Over the past 20 years, more than 6000 studies have used one of the most common classes of biodiversity modeling, species distribution models (SDMs). Over half of the studies using SDMs sought to apply their results to at least one type of biodiversity assessment, including forecasting the effects of climate change on biodiversity, or selecting places for protected areas, habitat restoration, and/or species translocation.
Results of SDMs are now feeding into major global assessments of the impacts of human activities on the living world, such as those by the IPBES (Intergovernmental Science-Policy Platform on Biodiversity and Ecosystem Services), the IUCN (International Union for Conservation of Nature), and the IPCC (Intergovernmental Panel on Climate Change).
Despite the high demand for use of species distribution models in biodiversity assessments, no generally agreed-upon standards for best practices exists for guiding the building of these models and for evaluating the adequacy of the models that feed into these assessments. “In practice, assessors often made ad hoc judgments about which studies to include, and papers with greater visibility, such as those published in high-profile journals, are frequently favored. The problem is that journal decisions depend on many factors that extend well beyond the appropriateness of the data and models, and the impact of a journal—or even the number of citations of a given paper—is a poor indicator for a study’s appropriateness for inclusion in biodiversity assessments,” explains Miguel Araújo, lead of author of the study, from the Spanish Research Council (CSI) at the National Museum of Natural Sciences in Madrid.
One solution, proposed by IPBES in one of its most recent assessments, is for the scientific community to establish and agree upon a specific set of best-practice standards and guidelines to support the evaluation of studies and weight the appropriateness of data and models used in the assessments supporting policy recommendations and decisions. This is exactly what this international consortium of leading biodiversity modelers did, with core funding from the European Commission’s COST program.
“The aim was to reach consensus on best-practice standards for models in biodiversity assessments so to provide a hierarchy of reliability, ensure transparency and consistency in the translation of scientific results into policy, and encourage improvements in the underlying science,” says Carsten Rahbek from the Center of Macroecology, Evolution and Climate at the University of Copenhagen.
“For different aspects of modeling, namely the choice of data, choice of model fitting strategy, and model evaluation we determined specific standards and guidelines. In particular, we proposed four levels of standards. The gold standard is aspirational. It usually requires data and next generation modeling approaches that remain under development, as well as results obtained through multiple sources of evidence.
The silver standard corresponds to current cutting-edge approaches, typically involving imperfect data combined with analyses that allow uncertainty and bias to be reduced, accounted for, or at least estimated.
The bronze standard encompasses data and procedures that represent the minimum currently acceptable practices. It includes approaches to characterize and address limitations of data and models, and to interpret their implications on the results.
The final category (deficient) involves the use of data and/or modeling practices that are considered unacceptable for models used in driving policy and practice.”
The use of standards is not new in applied sciences.

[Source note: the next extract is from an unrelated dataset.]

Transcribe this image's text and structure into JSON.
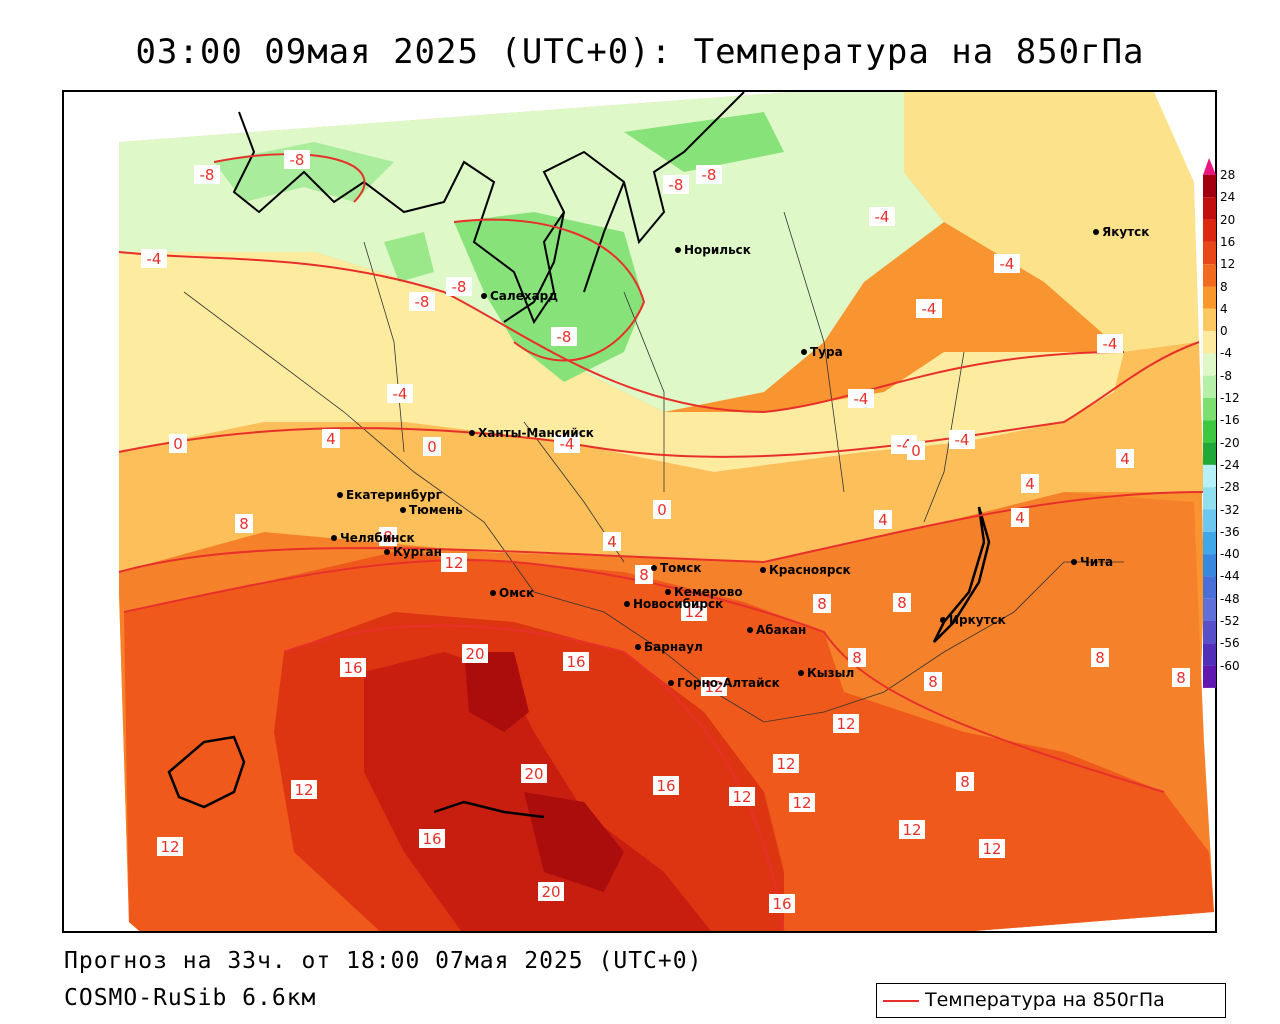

For example, the use of guidelines for application of best practice standards in health care has been shown to save lives in a variety of medical applications. Guidelines for best-practice standards have also existed for quite some time in aviation to determine whether every step in complex machinery operations has been taken.
Why similar guidelines have not previously been established in applications of models for biodiversity science?

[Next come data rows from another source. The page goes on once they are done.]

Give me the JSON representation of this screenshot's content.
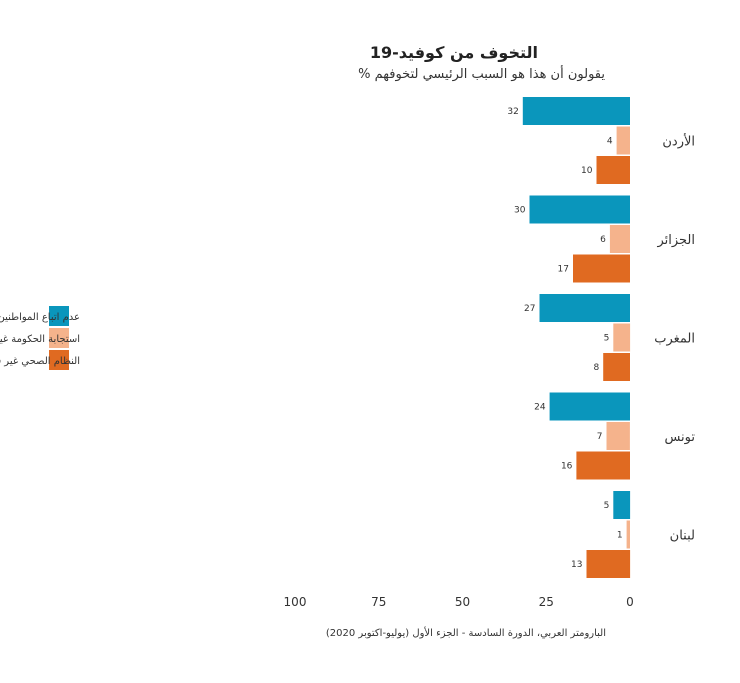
{
  "chart_data": {
    "type": "bar",
    "orientation": "horizontal",
    "title": "التخوف من كوفيد-19",
    "subtitle": "% يقولون أن هذا هو السبب الرئيسي لتخوفهم",
    "categories": [
      "الأردن",
      "الجزائر",
      "المغرب",
      "تونس",
      "لبنان"
    ],
    "series": [
      {
        "name": "عدم اتباع المواطنين للتعليمات",
        "color": "#0a96bc",
        "values": [
          32,
          30,
          27,
          24,
          5
        ]
      },
      {
        "name": "استجابة الحكومة غير كافية",
        "color": "#f5b38c",
        "values": [
          4,
          6,
          5,
          7,
          1
        ]
      },
      {
        "name": "النظام الصحي غير قادر على مجابهة الجائحة",
        "color": "#e06a21",
        "values": [
          10,
          17,
          8,
          16,
          13
        ]
      }
    ],
    "x_ticks": [
      100,
      75,
      50,
      25,
      0
    ],
    "xlim": [
      0,
      100
    ],
    "x_direction": "right-to-left",
    "grid": false,
    "legend_position": "left"
  },
  "source": "البارومتر العربي، الدورة السادسة - الجزء الأول (يوليو-اكتوبر 2020)"
}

“Firstly, there is still relatively little pressure for findings in biodiversity research to percolate through biodiversity management decisions. In practice, many decisions are still based on opportunistic considerations, expert judgment, or intuition.
Secondly, while human survival, or passenger safety on aircraft, can be easily measured, the myriad facets of biodiversity are considerably harder to define, let alone measure. What is to be maximized? Species richness? Functional diversity? Persistence?

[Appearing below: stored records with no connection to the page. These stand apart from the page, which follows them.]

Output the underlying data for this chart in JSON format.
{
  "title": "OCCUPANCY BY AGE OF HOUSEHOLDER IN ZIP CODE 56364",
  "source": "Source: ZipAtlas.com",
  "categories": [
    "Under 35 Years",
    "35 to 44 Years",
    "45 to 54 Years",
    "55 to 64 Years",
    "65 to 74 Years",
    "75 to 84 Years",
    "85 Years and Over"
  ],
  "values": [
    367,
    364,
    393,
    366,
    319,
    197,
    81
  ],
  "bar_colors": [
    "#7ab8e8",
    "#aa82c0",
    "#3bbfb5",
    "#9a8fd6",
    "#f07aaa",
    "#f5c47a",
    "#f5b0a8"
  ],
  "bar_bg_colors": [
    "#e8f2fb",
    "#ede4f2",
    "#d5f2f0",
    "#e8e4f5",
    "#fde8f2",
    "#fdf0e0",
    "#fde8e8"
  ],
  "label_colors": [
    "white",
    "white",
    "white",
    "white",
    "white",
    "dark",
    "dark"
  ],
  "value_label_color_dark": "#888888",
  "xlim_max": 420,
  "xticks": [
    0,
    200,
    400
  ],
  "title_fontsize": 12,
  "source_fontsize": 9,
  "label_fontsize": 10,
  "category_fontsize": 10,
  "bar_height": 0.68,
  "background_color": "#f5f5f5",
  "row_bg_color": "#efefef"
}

Thirdly, is the lack of agreement among the modelers themselves about what constitutes a best practice. This was indeed the main reason why the authors of this research decided to get together and work on the differences over fundamental conceptual and methodological issues.
The consensus achieved represents a landmark in the field and we hope it will help biodiversity assessors navigate the jungle of published papers as well as contribute to increasing the quality of the data and models used in biodiversity assessments,” says Araújo.